Ma la svolta decisiva si ebbe nel 1729 con l’italiano Pier Antonio Micheli (1679- 1737), il quale, nella sua Nova plantarum genera, descrisse le Fanerogame, le Crittogame ed i Funghi. I funghi, a loro volta, vennero divisi in quattro classi in base alla loro posizione dell’imenio, riportati in 46 tavole con 268 specie, tutte successivamente riconosciute dal Fries. Anche se in parte anticipato dalle deduzioni del Tournefort, il Micheli dimostrò che la riproduzione dei funghi non avviene per generazione spontanea, ma mediante dei semi (spore) situate nella parte inferiore del cappello.
Nel 1735 Carlo Linneo (1707-1778) – nome italianizzato del naturalista e medico svedese Carl Von Linnè – pubblicò l’opera più importante della botanica: il Systema naturae, dove i vegetali venivano classificati in base ai caratteri morfologici degli organi riproduttori (Fanerogame, organi della riproduzione evidenti, Crittogame, organi della riproduzione non evidenti o indeterminati).
È stato il francese Antoine Laurent De Jussieu (1748-1836) ad introdurre per primo i concetti di monocotiledoni e dicotiledoni.
Si deve a Linneo anche la nota Nomenclatura binomia degli organismi viventi in cui un nome latino (o greco) indica il genere seguito da un aggettivo, pure latino (o greco), indicante la specie (cosiddetto nome scientifico). Prima di Linneo, infatti, le piante erano descritte in maniera molto farraginosa, con il nome del genere seguito da una descrizione più o meno estesa della singola specie.
Se le basi della moderna micologia si trovano nell’opera Synopsis methodica fungorum, di Cristiaan Hendrik Persoon (1761-1836) del 1801 – dove vengono descritte ben 1526 specie suddivise in 71 generi ulteriormente suddivisi in due classi: gli Angiocarpi, in cui le spore si sviluppano all’interno del carpoforo e i Gimnocarpi, in cui le spore si sviluppano all’esterno.

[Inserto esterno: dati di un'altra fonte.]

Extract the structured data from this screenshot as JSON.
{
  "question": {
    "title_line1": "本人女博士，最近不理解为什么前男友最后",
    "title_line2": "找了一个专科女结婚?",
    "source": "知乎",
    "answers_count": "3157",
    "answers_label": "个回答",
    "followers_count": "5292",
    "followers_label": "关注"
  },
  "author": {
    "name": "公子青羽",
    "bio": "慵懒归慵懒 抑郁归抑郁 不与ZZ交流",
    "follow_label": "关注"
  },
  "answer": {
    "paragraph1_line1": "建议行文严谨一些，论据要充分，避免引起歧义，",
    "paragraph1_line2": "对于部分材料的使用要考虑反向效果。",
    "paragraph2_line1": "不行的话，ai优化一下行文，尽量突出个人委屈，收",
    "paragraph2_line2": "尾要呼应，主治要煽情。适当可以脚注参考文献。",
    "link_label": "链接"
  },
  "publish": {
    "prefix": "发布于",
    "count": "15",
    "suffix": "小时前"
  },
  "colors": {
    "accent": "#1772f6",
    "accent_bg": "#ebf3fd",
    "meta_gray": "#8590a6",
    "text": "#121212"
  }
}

Il padre della moderna sistematica è, sicuramente, il micologo svedese Elias Magnus Fries (1794-1878) che tra il 1815 ed il 1874 per primo suddivise i funghi superiori in base al colore delle spore (di cui si parlerà in apposito paragrafo inerente al colore delle lamelle). La sua opera principale è il Systema mycologicum (dal 1821 al 1832), dove l’Autore opera una classificazione basata sulla filogenesi (cioè sugli stadi di sviluppo evolutivo dei miceti), distinguendo quattro grandi classi: Coniomiceti, Ifomiceti, Gasteromiceti e Imenomiceti.
Il francese Joseph Henri Léveillé (1796-1870) nel 1837 osservò per primo la disposizione delle spore a gruppi di quattro all’esterno di altre cellule chiamate basidi (da cui Basidiomiceti).
Il maggiore studioso italiano di funghi ipogei è stato sicuramente Carlo Vittadini (1800-1865), che fu anche un grande tossicologo. Famoso ed importante il suo Trattato sui funghi mangerecci più conosciuti e paragoni con quelli velenosi con cui possono essere confusi (1844).
Il XX-XXI secolo
Con la Sylloge fungorum omnium ucusque cognitorum Pier Andrea Saccardo (1845-1920), tra il 1882 e il 1913 ordinò, sistematicamente, in ben 22 volumi, tutto il sapere micologico fino ad allora conosciuto, trattando circa 80.000 specie descritte nelle opere precedenti di tutto il mondo.
Infine, uno dei più importanti micologi di tutti i tempi e, comunque, la massima figura della micologia italiana, fu il sacerdote italiano Giacomo Bresadola (1847- 1929) autore di diversi trattati in materia micologica.
Dopo questa veloce carrellata delle figure più importanti della micologia italiana ed europea, e prima di entrare nel vivo della trattazione, diciamo che, attualmente, lo studio della micologia si è specializzato e settorializzato: così alla micologia descrittiva si aggiungono gli studi sulla citologia, nutrizione e biochimismo dei funghi.